Mit fälschungssichereren Reisepässen zu mehr Sicherheit. Nicht doch...

von Thomas Heck...

Unser Bundesinnenminister ist schon ein schnuckeliges Kerlchen. Nichts ist ihm wichtiger, als unsere Sicherheit. So sagt er nicht immer alles ganz offen, weil es die Bevölkerung verunsichern könnte. Sehr rücksichtsvoll.

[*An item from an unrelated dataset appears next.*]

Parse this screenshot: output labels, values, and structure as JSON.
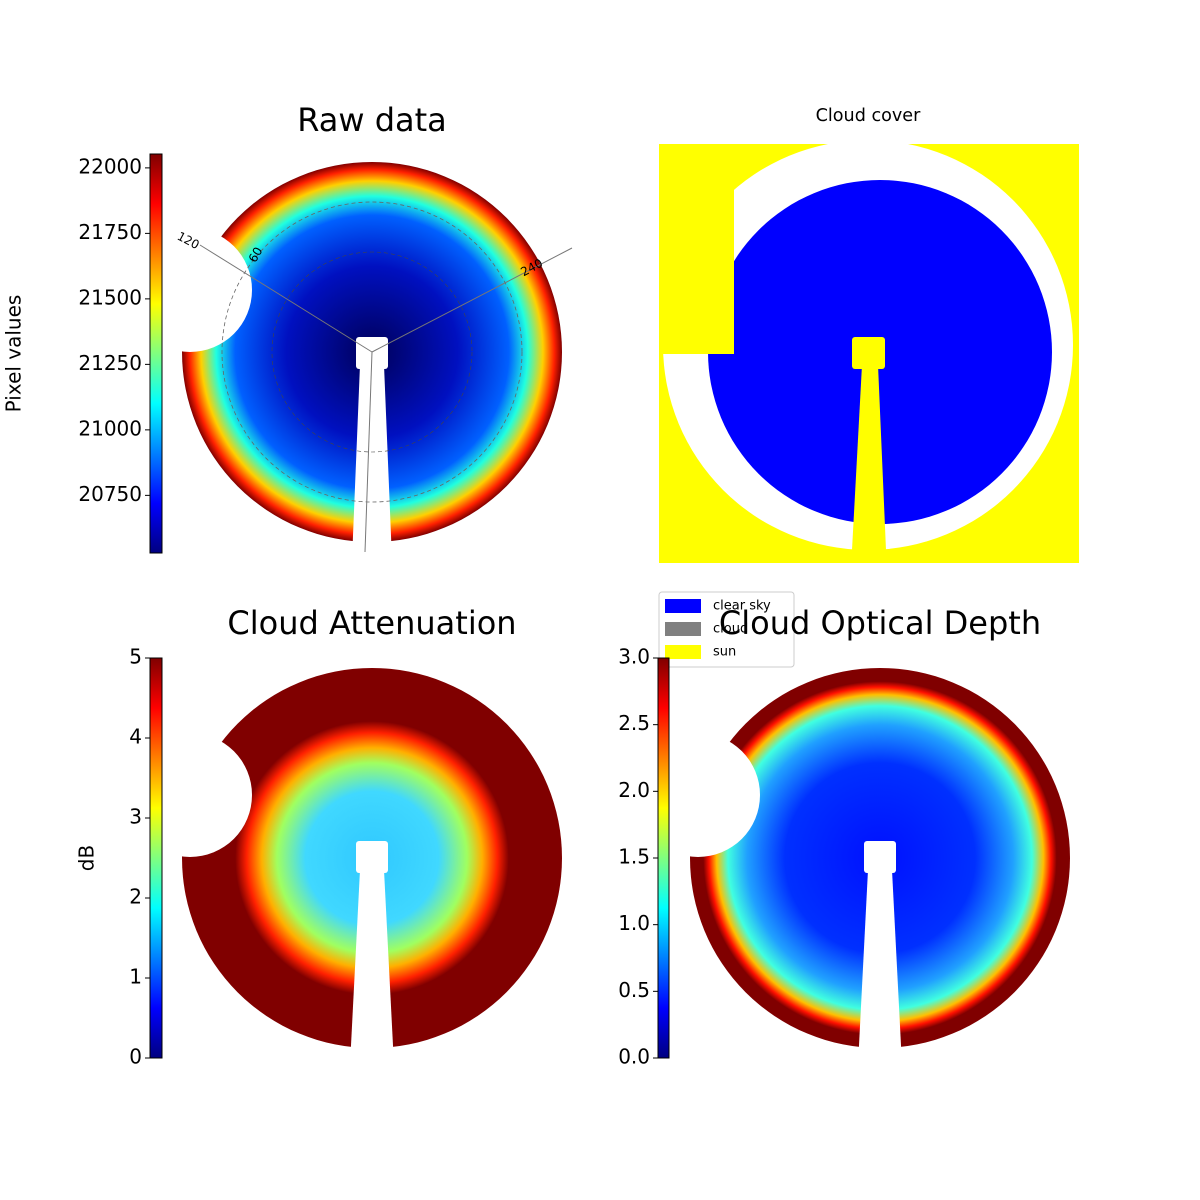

Den lässt er die Handys der Flüchtlinge analysieren, um irgendwelche Hinweise auf deren Herkunft zu erlangen (andere Länder nehmen dafür die Reisepässe der Flüchtlinge). Nun will er die Sicherheit in Deutschland erhöhen, nicht etwa, in dem er beginnt, die Reisepässe der Flüchtlinge an der Grenze zu überprüfen. 

Nein, Bundesinnenminister Thomas de Maizière (CDU) stellt am Donnerstag (13.30 Uhr) in Berlin den neuen fälschungssicheren Reisepass für Deutschland vor. Er soll ab dem 1. März ausgegeben werden und wird mit neuen, zeitgemäßen Sicherheitsmerkmalen ausgestattet sein. Der im Jahr 2005 erstmals mit einem elektronischen Speichermedium ausgegebene Reisepass war zuletzt 2007 geändert worden. Seit dem reisten vermutlich mehr als 1,5 Mio. Flüchtlinge ein... ohne jegliche Reisedokumente.



Experten von Europol warnen vor einer zunehmenden Nutzung gefälschter Pässe durch Kriminelle. Derartige Personaldokumente würden häufig verwendet, wenn Migranten in Europa angekommen sind. Die reisen ja vermutlich auch mit gefälschten deutschen Reisepässen ein, um Asyl zu begehren. 


Ein wichtiger und richtiger Schritt in Richtung mehr Sicherheit. Die Pässe derjenigen, die schon immer hier waren oder schon länger hier leben, sind nun endlich fälschungssicher. Alles wird gut.